Jarlier V, Philippon A, Nicolas M H, Bismuth R, Paul G, Fusciardi J
Pathol Biol (Paris). 1984 May;32(5):399-403.
In a patient recently operated for an abdominal gun wound, and given gentamicin-cephalosporin (cefoxitin for one day, then moxalactam) for 11 days, treatment failed as a result of emergence of a E. cloacae variant resistant to beta-lactams only, i.e. carbenicillin, mezlocillin, cefamandole (CFM), cefoperazone (CPZ), cefotaxim (CTX) and moxalactam ( MOX ). The initial susceptible strains isolated from blood cultures (SH1, SH2) and the resistant ones isolated 11 days later from pancreatic pus (RP) and blood cultures ( RH1 , RH2 ) shared the same chemotype. MICs of CFM, CPZ, CTX, and MOX were much higher (1 000 to 4 000 fold) for RH1 than for SH1. The biochemical mechanism of resistance showed the six following features: loss of antimicrobial activity of CFM, CTX and MOX added to RH1 cultures; much higher (1 500 fold) beta-lactamase activity for RH1 than for SH1 (iodometric and microacidimetric methods); beta-lactamases focusing at the same pl (greater than 8) produced by RH1 , RP and also, but only after induction, SH1 and SH2; cephalosporinase-type beta-lactamase according to the enzymatic activity profile; restoration of RH1 's susceptibility to CFM, CTX and MOX merely by adding cloxacillin; apparently unchanged crypticity for RH1 . The enzymatic mechanism (cephalosporinase hyperproducing variant) seems very likely.

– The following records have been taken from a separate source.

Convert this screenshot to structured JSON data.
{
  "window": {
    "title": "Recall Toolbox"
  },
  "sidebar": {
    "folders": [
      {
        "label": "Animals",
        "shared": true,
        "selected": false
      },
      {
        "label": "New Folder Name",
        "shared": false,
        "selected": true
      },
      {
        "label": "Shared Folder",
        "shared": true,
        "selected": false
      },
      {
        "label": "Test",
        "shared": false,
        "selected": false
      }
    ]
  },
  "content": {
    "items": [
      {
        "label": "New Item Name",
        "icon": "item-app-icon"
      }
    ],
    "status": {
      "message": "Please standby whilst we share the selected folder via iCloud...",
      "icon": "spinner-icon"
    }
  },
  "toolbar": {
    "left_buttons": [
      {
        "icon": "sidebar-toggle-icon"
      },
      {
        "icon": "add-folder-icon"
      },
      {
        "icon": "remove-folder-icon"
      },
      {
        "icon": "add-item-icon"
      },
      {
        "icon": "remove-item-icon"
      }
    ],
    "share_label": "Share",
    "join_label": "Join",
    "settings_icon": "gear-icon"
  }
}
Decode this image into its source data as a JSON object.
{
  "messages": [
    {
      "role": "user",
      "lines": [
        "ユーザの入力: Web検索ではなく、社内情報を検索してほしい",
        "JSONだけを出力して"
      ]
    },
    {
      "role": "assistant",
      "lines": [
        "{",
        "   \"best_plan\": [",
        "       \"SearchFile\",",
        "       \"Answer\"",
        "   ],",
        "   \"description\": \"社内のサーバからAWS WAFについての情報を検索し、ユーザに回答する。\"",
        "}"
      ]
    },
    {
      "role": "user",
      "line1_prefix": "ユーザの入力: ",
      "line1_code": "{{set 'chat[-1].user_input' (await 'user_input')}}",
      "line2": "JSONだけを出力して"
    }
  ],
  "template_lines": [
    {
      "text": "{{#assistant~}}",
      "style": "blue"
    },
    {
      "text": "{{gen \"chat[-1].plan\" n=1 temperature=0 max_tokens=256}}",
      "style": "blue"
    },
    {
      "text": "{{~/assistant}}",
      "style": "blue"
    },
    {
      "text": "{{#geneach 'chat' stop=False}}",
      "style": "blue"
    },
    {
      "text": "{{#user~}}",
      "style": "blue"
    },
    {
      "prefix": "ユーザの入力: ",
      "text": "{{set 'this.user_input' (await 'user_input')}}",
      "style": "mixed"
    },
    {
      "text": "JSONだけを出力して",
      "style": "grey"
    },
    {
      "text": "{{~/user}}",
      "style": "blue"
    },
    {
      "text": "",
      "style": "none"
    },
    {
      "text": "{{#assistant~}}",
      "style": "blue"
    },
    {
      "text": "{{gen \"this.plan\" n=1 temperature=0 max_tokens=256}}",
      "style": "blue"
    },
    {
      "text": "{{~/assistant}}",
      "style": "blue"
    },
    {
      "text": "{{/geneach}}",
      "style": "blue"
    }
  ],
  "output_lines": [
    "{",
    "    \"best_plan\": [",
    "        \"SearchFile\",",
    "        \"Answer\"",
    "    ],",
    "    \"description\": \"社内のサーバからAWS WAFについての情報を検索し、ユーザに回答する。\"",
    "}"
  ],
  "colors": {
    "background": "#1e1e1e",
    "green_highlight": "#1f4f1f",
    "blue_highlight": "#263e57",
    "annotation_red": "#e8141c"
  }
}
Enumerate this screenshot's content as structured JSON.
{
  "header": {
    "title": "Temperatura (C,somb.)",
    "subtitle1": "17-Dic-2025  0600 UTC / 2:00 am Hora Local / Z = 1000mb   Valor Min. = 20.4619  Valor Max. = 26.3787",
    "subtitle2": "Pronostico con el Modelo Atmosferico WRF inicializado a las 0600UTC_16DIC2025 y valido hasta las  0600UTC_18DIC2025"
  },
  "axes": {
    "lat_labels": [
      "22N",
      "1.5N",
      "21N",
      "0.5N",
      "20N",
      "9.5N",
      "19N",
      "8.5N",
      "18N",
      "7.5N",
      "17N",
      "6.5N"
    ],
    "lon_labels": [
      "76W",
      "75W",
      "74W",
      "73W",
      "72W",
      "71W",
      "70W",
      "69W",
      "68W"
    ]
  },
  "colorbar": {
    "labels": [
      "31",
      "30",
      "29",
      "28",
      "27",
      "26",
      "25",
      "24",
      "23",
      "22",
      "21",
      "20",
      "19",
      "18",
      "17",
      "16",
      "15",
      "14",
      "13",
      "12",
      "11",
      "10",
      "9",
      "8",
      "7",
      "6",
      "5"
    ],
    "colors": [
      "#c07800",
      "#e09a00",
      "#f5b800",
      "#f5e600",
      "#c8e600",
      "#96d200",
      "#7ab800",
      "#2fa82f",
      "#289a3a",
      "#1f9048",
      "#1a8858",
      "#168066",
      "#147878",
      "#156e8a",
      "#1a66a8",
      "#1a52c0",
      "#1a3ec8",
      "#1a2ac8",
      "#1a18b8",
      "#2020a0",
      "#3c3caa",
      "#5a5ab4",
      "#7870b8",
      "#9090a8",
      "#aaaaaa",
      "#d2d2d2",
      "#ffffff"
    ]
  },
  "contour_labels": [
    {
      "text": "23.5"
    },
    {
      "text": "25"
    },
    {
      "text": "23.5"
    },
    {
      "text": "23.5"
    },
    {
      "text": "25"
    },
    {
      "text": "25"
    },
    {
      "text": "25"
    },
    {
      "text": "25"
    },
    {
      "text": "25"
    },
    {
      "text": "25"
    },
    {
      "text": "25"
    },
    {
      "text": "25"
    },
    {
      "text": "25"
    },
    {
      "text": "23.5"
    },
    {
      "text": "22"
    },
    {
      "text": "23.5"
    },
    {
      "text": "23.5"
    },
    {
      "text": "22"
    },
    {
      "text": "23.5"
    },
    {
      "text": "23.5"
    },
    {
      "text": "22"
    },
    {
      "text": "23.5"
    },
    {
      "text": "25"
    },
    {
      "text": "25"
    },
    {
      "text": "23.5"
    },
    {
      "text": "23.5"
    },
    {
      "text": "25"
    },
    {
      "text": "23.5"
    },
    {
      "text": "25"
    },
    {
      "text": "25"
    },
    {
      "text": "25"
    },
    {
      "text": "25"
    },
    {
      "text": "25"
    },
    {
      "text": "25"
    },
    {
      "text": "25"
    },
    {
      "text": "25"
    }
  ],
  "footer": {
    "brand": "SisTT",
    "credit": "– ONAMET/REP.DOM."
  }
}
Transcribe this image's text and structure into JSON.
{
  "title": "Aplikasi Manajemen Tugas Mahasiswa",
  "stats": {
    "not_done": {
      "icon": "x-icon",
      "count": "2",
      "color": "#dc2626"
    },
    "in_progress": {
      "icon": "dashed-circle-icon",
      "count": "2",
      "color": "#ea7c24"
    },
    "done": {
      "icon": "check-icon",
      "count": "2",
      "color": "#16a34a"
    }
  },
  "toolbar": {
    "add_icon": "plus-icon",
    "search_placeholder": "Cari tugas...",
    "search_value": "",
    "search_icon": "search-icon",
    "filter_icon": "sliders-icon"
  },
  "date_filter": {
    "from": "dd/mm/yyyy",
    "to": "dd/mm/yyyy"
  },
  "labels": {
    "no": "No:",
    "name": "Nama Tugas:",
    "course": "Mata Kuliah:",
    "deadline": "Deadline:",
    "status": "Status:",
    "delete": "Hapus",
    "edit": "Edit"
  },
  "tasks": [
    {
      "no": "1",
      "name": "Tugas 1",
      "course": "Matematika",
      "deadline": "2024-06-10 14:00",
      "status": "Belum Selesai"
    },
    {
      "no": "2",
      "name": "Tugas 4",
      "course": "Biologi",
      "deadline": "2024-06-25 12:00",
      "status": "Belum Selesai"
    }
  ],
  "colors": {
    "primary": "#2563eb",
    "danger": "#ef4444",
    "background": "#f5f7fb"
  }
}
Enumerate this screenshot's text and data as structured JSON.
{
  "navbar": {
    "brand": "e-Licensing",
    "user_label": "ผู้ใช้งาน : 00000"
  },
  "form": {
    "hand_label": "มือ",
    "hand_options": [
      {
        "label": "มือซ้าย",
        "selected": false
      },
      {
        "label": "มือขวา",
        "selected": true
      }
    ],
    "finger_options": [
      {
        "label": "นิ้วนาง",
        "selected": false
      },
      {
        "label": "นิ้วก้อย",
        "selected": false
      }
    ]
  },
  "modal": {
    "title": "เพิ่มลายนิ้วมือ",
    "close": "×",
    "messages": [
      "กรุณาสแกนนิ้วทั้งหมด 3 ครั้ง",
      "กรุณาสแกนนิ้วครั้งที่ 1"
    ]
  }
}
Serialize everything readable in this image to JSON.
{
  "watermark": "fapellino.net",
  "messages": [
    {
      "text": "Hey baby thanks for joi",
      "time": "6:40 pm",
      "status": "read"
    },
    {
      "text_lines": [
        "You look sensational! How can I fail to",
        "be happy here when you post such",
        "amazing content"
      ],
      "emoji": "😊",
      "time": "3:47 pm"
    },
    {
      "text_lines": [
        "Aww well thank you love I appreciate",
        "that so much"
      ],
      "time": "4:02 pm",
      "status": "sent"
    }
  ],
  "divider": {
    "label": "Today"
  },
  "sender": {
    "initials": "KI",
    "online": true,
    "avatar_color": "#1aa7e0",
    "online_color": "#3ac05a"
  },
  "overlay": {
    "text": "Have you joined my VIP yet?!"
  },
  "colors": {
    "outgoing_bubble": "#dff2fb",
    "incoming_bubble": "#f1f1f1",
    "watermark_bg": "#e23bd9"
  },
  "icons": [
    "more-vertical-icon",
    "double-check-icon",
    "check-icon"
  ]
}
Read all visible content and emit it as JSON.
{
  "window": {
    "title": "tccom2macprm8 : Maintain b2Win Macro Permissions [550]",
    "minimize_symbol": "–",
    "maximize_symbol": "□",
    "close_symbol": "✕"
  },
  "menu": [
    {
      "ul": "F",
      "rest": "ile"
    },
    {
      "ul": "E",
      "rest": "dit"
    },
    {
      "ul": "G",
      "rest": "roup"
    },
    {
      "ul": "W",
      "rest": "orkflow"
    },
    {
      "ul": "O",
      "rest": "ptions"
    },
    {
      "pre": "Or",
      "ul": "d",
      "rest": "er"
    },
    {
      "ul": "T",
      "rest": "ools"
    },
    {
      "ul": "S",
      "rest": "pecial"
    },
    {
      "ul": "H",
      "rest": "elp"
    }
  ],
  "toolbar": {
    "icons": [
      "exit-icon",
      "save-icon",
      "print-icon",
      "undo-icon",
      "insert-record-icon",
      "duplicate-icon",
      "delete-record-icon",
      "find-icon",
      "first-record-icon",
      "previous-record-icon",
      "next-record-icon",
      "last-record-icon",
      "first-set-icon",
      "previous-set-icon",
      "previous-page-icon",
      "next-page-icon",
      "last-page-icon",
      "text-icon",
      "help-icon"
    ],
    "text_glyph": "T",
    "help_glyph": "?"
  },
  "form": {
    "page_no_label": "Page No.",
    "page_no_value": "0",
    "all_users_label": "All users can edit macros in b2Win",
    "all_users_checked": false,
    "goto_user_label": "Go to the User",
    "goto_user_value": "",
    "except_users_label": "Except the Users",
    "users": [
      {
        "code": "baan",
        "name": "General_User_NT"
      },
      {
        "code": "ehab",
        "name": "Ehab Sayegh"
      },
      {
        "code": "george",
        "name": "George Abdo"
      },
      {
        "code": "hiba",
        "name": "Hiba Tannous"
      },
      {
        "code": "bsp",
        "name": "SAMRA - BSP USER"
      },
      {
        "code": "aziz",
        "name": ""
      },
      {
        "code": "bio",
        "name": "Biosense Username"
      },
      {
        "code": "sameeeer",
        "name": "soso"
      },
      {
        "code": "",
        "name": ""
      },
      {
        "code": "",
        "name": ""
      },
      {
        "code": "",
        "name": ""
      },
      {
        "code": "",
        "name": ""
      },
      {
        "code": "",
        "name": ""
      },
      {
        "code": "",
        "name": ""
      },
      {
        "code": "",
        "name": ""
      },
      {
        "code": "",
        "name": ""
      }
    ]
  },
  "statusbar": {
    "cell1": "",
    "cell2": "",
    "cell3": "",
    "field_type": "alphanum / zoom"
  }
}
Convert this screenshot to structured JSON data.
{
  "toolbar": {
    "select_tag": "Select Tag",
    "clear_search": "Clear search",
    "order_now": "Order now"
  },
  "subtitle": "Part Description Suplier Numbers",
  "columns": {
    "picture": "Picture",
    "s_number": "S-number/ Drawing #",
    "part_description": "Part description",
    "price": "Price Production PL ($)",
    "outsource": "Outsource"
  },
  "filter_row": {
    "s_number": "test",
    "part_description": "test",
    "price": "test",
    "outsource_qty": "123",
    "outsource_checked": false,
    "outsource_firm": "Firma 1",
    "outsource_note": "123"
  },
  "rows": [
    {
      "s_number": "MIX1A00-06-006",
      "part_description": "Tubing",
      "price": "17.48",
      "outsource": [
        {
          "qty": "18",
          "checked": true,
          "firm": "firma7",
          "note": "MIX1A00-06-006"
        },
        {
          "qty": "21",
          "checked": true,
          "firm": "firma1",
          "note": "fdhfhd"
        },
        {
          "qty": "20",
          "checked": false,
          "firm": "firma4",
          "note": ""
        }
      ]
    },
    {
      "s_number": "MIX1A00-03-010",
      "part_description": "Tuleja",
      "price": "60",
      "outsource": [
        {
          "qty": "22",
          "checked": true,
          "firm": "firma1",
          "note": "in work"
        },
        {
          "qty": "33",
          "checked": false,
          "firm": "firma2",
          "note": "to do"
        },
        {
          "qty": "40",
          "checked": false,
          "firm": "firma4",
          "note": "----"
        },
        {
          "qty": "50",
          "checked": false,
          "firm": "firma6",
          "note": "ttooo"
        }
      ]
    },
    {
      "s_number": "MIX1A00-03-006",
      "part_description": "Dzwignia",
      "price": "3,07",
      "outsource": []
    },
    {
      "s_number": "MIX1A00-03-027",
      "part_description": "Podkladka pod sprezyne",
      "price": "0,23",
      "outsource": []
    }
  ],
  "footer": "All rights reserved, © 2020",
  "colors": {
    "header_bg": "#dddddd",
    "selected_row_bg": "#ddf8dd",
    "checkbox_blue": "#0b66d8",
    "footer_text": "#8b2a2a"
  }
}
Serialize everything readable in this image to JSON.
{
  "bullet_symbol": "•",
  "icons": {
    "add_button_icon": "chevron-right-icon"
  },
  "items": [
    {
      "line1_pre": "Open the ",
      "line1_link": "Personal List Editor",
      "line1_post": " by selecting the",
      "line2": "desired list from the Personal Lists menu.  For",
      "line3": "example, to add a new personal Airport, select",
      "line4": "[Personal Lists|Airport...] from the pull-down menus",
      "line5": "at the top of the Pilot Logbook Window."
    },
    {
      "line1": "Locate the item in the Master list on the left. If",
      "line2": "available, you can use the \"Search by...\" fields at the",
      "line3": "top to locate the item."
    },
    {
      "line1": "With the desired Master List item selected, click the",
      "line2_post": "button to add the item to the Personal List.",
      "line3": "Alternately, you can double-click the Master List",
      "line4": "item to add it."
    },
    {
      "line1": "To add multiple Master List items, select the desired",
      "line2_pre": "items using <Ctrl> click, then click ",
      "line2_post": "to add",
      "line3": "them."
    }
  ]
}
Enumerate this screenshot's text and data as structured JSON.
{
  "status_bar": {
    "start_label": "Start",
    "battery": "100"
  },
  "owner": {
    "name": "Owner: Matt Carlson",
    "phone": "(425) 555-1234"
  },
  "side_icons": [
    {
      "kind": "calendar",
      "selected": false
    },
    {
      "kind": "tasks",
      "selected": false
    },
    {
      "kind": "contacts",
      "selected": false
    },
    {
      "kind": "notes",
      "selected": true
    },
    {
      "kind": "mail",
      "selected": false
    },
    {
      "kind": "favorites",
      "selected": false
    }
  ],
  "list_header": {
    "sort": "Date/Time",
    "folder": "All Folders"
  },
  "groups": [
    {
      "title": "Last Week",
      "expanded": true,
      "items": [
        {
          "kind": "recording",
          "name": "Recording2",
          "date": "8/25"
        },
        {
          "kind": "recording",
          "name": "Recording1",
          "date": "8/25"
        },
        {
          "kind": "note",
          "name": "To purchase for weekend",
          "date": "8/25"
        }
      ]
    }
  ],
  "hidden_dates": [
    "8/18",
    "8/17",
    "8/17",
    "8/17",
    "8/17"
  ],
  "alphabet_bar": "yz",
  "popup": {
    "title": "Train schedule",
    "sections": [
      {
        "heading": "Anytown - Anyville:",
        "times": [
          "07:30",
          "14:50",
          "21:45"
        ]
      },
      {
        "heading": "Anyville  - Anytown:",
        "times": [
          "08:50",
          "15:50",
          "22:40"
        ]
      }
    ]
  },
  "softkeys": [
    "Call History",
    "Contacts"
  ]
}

在一名近期接受腹部枪伤手术的患者中,给予庆大霉素 - 头孢菌素(头孢西丁使用一天,然后是拉氧头孢)治疗11天,治疗失败,原因是出现了仅对β - 内酰胺类耐药的阴沟肠杆菌变种,即对羧苄西林、美洛西林、头孢孟多(CFM)、头孢哌酮(CPZ)、头孢噻肟(CTX)和拉氧头孢(MOX)耐药。从血培养中分离出的初始敏感菌株(SH1、SH2)以及11天后从胰腺脓液(RP)和血培养中分离出的耐药菌株(RH1、RH2)具有相同的化学型。RH1对CFM、CPZ、CTX和MOX的最低抑菌浓度(MIC)比对SH1高得多(1000至4000倍)。耐药的生化机制表现出以下六个特征:添加到RH1培养物中的CFM、CTX和MOX抗菌活性丧失;RH1的β - 内酰胺酶活性比对SH1高得多(1500倍)(碘量法和微酸量法);RH1、RP产生的β - 内酰胺酶聚焦在相同的pl(大于8),SH1和SH2也产生,但仅在诱导后;根据酶活性谱为头孢菌素酶型β - 内酰胺酶;仅通过添加氯唑西林可恢复RH1对CFM、CTX和MOX的敏感性;RH1的隐蔽性明显未改变。酶促机制(头孢菌素酶高产变种)似乎很有可能。